If we base de-escalation on immunity, the curve will not flare up. If we continue to have people locked up in their homes and one day we allow them out, without having cultivated the conditions for generalized population immunity, then we will simply have carried the outbreak a few months later. Until there’s a vaccine, the question isn’t whether someone’s going to get stuck, it’s when he’s going to stick.
So you say that the question is not whether we will get sick. But when. The severity of the disease has to do with how many antibodies one has? Or can genetic background play a role?
I’m saying the question is whether we’re going to get stuck, not whether we’re going to get sick. Ail means I have symptoms, i get stuck means I’ve come into contact with the virus. I might get sick, maybe I don’t. Just create antibodies and be immune. Of other viral infections, such as influenza, we know that above a level of antibodies (usually achieved by vaccine or simple exposure to the virus) the body is immune. The genetic background may be playing a role, but I think that role has been over-emphasized. I would not rely on genetic differences, either on prevention, on treatment or on health policy making.
Where can the solution of the puzzle lie in the treatments under investigation – vaccine?
In a pandemic, you try everything. I would invest in drugs and the vaccine and not in the genetic background.
The issue of stigma is an issue right now. Do you experience it that you have been relatively painlessly passed by COVID19?
I spent eleven days with 39.5 fever, complete weakness, pains and only water. It was probably a relatively intense clinical picture, not the worst of course. There is a terrible exaggeration about the risk of the virus, based on the wrong images of mortality from this infection. Now that we’re starting to estimate how many people have been exposed to the virus, the impression is that most people will be asymptomatic or have much milder symptoms than the clinical picture I experienced.
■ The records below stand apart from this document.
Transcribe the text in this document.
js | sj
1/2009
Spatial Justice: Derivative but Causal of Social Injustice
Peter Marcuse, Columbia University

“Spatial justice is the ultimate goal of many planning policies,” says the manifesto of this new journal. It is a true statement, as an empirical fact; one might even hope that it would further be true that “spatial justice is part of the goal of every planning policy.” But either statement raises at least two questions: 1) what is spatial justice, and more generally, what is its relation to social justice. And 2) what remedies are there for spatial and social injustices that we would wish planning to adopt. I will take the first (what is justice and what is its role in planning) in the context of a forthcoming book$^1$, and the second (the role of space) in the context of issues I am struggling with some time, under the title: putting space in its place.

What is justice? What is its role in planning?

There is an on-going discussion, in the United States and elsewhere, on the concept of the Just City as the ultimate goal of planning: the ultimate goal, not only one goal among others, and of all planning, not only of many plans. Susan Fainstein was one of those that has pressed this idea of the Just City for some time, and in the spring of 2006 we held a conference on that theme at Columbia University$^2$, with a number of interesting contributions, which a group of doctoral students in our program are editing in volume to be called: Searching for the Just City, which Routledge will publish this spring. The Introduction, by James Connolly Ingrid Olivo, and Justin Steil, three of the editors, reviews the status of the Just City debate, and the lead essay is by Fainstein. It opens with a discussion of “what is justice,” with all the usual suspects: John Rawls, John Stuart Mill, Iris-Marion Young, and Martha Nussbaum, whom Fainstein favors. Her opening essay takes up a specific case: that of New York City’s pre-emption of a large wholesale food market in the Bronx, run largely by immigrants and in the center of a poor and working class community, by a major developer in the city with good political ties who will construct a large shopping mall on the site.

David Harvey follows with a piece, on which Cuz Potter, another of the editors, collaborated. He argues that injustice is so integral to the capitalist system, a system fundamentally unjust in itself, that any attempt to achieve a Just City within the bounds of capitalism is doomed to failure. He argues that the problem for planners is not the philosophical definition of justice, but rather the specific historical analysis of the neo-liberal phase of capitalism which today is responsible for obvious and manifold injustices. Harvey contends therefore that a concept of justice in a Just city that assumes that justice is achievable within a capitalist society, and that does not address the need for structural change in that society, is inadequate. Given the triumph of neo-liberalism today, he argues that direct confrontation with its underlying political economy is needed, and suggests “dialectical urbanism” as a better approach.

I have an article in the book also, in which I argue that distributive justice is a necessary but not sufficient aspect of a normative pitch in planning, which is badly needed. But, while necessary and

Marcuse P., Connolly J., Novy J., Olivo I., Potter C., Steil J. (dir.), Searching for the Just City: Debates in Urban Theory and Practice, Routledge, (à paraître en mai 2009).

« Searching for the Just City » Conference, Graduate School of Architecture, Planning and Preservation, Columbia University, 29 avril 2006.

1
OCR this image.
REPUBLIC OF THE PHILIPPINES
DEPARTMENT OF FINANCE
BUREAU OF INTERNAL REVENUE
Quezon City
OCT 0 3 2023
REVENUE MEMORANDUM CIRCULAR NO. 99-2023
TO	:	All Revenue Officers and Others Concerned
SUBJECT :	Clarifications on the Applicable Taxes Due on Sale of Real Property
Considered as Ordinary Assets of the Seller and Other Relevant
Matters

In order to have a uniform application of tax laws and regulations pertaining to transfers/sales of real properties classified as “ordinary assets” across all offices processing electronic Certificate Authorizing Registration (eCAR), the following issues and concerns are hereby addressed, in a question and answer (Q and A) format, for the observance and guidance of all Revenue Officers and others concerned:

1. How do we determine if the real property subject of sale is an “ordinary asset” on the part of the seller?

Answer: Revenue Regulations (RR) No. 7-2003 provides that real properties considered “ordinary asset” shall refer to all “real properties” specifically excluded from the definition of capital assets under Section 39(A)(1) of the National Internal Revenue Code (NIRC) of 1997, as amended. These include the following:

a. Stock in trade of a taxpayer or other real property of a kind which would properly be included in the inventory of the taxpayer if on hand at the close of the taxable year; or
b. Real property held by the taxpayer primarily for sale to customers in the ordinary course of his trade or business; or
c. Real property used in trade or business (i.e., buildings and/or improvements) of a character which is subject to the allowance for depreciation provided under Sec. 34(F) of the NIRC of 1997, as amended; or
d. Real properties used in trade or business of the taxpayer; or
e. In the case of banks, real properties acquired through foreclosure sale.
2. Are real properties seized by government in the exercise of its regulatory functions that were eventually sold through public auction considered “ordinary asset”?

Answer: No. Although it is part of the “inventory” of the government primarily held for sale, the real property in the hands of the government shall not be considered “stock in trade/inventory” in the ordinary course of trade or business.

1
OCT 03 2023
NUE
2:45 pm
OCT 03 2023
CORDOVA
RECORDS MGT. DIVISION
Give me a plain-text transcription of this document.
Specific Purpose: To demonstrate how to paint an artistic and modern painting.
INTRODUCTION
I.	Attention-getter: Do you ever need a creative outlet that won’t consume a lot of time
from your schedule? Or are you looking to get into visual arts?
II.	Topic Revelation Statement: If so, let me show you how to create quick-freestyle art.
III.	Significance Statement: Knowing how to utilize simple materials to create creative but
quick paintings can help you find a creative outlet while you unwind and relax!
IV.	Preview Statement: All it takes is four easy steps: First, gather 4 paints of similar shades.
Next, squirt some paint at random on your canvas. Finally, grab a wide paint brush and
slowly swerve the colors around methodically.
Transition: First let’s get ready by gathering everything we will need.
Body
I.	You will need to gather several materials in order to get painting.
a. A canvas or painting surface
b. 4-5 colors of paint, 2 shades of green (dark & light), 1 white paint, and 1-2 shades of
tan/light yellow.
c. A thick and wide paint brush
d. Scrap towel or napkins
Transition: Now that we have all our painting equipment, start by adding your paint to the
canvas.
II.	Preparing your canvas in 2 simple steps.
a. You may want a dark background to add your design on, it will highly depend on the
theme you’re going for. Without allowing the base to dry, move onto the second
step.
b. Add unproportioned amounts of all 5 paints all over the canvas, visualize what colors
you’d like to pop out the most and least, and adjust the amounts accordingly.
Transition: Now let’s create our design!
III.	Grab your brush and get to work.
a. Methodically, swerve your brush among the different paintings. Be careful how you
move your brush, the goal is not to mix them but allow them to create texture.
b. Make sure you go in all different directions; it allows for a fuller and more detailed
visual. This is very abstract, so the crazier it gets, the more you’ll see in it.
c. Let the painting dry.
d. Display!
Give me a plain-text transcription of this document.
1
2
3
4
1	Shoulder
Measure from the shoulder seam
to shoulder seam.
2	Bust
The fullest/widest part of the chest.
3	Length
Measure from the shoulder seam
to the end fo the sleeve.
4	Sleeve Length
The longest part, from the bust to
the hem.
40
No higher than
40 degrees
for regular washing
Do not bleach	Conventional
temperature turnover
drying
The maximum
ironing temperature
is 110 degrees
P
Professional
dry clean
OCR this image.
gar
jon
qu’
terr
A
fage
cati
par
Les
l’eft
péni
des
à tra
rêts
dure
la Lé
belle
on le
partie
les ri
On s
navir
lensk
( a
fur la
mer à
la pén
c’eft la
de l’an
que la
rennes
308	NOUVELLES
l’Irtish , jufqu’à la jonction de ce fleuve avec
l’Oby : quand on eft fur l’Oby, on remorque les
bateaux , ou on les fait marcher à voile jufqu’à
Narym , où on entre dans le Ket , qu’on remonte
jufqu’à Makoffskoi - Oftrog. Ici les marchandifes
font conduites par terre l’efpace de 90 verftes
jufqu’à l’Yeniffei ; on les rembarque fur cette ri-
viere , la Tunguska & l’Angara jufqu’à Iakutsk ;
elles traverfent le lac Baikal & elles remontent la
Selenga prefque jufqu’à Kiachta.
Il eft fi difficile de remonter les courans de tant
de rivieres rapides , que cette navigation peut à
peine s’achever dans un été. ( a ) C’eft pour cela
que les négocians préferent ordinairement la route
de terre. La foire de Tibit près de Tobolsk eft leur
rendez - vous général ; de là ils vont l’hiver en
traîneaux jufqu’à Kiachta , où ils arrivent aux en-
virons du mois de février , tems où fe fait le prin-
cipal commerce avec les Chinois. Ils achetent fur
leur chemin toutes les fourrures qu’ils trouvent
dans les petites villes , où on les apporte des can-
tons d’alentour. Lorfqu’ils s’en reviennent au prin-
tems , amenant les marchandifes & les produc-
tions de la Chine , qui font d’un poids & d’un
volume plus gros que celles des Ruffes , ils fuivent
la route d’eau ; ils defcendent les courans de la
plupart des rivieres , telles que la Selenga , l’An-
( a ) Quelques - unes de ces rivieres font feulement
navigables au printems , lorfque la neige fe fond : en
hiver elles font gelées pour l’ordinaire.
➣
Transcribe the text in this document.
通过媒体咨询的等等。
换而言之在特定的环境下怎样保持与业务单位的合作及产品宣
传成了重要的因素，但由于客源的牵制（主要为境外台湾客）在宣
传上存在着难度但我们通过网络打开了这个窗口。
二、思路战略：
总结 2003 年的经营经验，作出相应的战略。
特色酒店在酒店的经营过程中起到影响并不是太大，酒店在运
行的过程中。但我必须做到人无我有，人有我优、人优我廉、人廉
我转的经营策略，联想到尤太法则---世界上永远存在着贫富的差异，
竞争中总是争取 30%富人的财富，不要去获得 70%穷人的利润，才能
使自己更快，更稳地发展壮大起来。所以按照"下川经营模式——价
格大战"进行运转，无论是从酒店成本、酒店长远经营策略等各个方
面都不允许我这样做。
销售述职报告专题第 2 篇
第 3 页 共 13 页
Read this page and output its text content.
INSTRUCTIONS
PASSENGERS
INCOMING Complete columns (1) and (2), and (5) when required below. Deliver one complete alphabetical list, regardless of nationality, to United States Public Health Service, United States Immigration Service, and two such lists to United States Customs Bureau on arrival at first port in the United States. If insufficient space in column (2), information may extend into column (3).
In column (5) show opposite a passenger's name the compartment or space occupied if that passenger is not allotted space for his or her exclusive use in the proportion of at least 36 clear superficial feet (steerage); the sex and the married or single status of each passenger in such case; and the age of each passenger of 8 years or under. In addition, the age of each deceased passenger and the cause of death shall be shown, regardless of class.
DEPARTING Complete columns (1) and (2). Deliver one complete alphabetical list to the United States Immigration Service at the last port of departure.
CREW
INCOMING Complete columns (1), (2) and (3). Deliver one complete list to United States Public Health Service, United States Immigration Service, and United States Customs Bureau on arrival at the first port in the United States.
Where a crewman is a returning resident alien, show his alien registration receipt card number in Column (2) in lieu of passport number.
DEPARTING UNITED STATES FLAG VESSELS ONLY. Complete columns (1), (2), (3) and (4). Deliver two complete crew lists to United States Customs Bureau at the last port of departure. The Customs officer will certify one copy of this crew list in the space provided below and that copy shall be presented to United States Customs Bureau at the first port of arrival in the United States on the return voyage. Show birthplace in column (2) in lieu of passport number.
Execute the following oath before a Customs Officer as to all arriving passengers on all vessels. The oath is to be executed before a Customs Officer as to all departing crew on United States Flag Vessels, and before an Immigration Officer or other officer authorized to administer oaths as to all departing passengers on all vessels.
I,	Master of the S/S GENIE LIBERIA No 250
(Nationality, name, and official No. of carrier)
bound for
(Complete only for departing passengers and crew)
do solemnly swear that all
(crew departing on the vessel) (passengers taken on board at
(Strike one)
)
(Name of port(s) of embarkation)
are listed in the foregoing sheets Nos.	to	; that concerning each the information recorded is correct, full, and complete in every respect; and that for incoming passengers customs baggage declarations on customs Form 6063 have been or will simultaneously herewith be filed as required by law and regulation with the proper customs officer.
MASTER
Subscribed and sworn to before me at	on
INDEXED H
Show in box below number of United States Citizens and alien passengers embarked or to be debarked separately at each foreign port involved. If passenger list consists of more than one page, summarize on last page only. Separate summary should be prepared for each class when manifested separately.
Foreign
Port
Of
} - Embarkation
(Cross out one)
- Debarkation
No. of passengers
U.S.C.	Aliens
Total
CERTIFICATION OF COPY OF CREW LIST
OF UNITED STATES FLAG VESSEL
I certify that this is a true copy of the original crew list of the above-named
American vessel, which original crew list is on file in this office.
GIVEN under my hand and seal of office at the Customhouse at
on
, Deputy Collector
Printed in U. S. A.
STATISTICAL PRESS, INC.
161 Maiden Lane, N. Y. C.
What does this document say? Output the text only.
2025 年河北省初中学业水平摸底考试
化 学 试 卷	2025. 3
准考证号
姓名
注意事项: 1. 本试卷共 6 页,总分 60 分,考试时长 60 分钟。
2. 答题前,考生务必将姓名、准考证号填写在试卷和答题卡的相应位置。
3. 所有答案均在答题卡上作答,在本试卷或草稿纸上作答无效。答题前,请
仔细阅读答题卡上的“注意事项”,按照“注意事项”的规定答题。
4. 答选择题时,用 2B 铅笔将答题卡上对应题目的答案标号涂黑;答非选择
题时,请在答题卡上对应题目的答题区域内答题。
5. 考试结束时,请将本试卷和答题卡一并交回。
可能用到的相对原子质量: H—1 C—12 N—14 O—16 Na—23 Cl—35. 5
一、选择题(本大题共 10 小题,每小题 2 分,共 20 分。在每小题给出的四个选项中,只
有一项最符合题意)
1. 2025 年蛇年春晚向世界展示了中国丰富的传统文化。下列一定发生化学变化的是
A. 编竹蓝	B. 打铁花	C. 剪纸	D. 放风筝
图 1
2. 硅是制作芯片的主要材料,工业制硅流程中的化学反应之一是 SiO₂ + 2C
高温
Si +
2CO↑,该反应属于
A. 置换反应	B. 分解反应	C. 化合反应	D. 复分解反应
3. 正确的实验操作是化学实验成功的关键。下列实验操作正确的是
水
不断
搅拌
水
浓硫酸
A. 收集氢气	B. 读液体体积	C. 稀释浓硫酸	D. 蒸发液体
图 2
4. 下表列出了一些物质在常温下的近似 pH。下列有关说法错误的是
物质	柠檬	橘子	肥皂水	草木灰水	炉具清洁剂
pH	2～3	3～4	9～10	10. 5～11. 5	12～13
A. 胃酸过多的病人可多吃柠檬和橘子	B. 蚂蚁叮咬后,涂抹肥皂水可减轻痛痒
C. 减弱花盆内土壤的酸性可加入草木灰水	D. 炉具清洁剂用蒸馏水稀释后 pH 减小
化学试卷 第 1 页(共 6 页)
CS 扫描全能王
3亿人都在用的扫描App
Does the virus change face during its stay in the human body? What’s wrong with mutations? Do antibody tests pick up all his variants?
The virus is interested in spreading. Like common microbes it doesn’t have to change much to make it, as long as it doesn’t find resistance, i.e. it’s not exposed to drugs or a vaccine. So we don’t expect it to undergo changes that make it unrecognizable to the antibodies we’re now getting. On a much larger time scale, i.e. one to two years, it can change as the flu virus changes every year, but this is not a factor of complexity at this stage. Antibodies usually recognize many virus proteins, the antibody test detects those that recognize stable characteristics, so yes antibodies catch all variants.
What’s your feeling? Is the virus going to disappear all of a sudden, as some people say? Or did it come to stay?
The family of suckers has many members who aspire to be at the forefront of our lives, such as SARS, MERS and now COVID-19. It’ll go into obscurity at some point, but it’ll probably be succeeded by a new cousin. That is why we need to prepare the health systems we have, and civil protection for the next pandemic. The question again is not whether it will be presented. But when.
*Oton Iliopoulos contributed decisively, with his pioneering multi-year research work on cancer and his gene mutations, to be honored with the 2019 Nobel Prize in Medicine, the team of Professor William Kelin of Harvard. The scientific arguments of the Committee of the Swedish Academy of Sciences pointed out that two of the three publications for which the Nobel Prize was awarded at Harvard were the ultimate conception and the practical work of Mr. Iliopoulos.